There are two ways internet service providers will penalise customers who exceed their data limit. Some companies will charge customers if they exceed their data limit; for example, Dodo charges 18 cents per MB. However, most internet providers slow down the customer’s speed once it exceeds the limit, otherwise known as “shaping or “throttling.”
Keep in mind advertised shaping speeds are theoretical maximum speeds only, and the actual shaping speed may be far lower than the specified amount.
A closer look at each internet service provider’s ADSL2+ plans will demonstrate a variance in shaping speeds. When choosing a new plan to sign up to, it may be worth considering the different shaping speeds internet providers offer.
Whether you’re purchasing a standalone internet plan or bundling the service with a home phone, TPG offers some of the most competitive shaping speeds on the Australian broadband market.
Standalone internet plans which are $39.99 or less are shaped to 256kbps, while those which are $49.99 or more are shaped to a speedy 1mbps. Plans priced at $69.99 or more are shaped to 2mbps, making the plans virtually unlimited.
Exetel offers a decent shaping speed of 512kbps for all of their ADSL2+ customers. For those who don’t want to be restricted by slower speeds and are happy to pay a little extra, customers have the ability to change their plan settings so they can be charged a very cheap 50 cents per gigabyte instead.
Customers with iPrimus will be shaped at a frustratingly slow 64kbps (dialup speed) if they exceed their cap, apart from those signed up to the Big Kahuna plan, which is shaped at 128kbps.
Netspace has one shaping speed for all of their broadband plans: 56kbps. When you consider other factors which may slow your broadband speed down, such as using a Wi-Fi network or being a longer distance from the telephone exchange, you may find you’ll need to wait till next month to do any internet banking or online shopping.
iiNet plans are shaped at two different speeds: plans priced at $59.95 or less are shaped at a reasonable 128kbps, while plans priced at $69.95 or more are shaped at 256kbps.

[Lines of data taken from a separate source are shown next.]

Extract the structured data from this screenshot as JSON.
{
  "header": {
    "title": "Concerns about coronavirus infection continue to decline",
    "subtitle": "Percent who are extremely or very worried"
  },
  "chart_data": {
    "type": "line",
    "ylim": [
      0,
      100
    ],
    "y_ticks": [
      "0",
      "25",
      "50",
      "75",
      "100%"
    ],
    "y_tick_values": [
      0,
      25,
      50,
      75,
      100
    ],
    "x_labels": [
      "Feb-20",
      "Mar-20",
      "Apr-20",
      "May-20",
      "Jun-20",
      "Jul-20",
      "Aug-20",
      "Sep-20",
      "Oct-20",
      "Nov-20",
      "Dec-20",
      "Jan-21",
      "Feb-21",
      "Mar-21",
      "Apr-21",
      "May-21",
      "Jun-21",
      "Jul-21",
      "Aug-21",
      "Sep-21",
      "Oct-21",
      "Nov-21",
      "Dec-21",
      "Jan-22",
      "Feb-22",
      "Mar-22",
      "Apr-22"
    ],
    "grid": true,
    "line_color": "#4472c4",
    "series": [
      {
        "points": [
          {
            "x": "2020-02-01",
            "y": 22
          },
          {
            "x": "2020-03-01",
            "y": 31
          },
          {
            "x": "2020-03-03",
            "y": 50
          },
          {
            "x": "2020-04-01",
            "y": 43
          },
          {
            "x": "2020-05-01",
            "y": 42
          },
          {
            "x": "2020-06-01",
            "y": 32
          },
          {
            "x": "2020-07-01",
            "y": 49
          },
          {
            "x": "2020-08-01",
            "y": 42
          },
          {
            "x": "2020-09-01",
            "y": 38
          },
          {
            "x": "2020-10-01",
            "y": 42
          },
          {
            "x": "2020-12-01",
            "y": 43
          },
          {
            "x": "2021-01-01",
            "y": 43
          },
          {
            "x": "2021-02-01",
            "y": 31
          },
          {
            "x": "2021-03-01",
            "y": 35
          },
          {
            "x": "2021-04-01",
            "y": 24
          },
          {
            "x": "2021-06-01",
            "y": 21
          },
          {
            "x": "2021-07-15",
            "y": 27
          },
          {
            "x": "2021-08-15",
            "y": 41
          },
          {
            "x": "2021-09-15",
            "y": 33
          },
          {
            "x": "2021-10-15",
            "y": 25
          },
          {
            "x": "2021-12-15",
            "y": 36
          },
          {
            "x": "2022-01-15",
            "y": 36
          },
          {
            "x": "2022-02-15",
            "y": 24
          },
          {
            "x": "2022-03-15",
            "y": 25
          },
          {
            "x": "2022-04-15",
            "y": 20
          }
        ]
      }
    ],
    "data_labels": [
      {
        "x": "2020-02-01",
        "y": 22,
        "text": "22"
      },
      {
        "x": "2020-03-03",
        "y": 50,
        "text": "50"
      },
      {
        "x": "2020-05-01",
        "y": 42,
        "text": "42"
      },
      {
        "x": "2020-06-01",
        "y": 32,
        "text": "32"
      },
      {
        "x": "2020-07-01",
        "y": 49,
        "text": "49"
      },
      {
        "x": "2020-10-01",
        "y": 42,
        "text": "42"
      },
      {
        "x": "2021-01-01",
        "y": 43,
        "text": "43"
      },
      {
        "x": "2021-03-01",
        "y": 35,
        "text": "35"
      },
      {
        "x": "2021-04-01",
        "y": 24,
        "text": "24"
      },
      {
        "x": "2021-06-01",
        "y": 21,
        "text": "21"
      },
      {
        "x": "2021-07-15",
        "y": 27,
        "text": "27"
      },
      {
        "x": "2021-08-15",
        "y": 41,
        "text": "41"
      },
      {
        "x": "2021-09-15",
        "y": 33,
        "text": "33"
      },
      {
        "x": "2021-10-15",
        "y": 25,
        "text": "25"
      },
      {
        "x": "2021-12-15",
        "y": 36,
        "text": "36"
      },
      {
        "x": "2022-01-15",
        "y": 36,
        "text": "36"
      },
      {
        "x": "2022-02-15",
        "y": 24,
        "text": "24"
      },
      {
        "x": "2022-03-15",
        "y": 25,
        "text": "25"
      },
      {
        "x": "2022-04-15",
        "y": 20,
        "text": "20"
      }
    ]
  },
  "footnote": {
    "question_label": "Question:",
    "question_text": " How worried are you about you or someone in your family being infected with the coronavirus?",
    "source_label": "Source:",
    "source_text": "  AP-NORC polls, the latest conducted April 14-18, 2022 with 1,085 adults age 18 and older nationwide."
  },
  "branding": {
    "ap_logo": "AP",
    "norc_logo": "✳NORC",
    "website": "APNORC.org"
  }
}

Westnet plans follow the same rule as iiNet plans: plans priced at $59.95 or less are shaped at 128kbps, and plans priced at $69.95 or more are shaped at 256kbps.
All Bigpond customers are shaped to a dialup speed of 64kbps. Again, when you consider other factors which may slow your speed down, it may be difficult to surf the web without the slow connection timing out frequently.
Most of the Optus broadband plans are shaped at 64kbps, apart from the 100GB and 200GB plans which are shaped at 256kbps. Even Optus’ “Unlimited Broadband Plan” is shaped at 256kbps after the first 50 gigabytes, leaving us to question what really counts as an “unlimited” plan.
These shaping speeds are current as of August 2010 and are subject to change.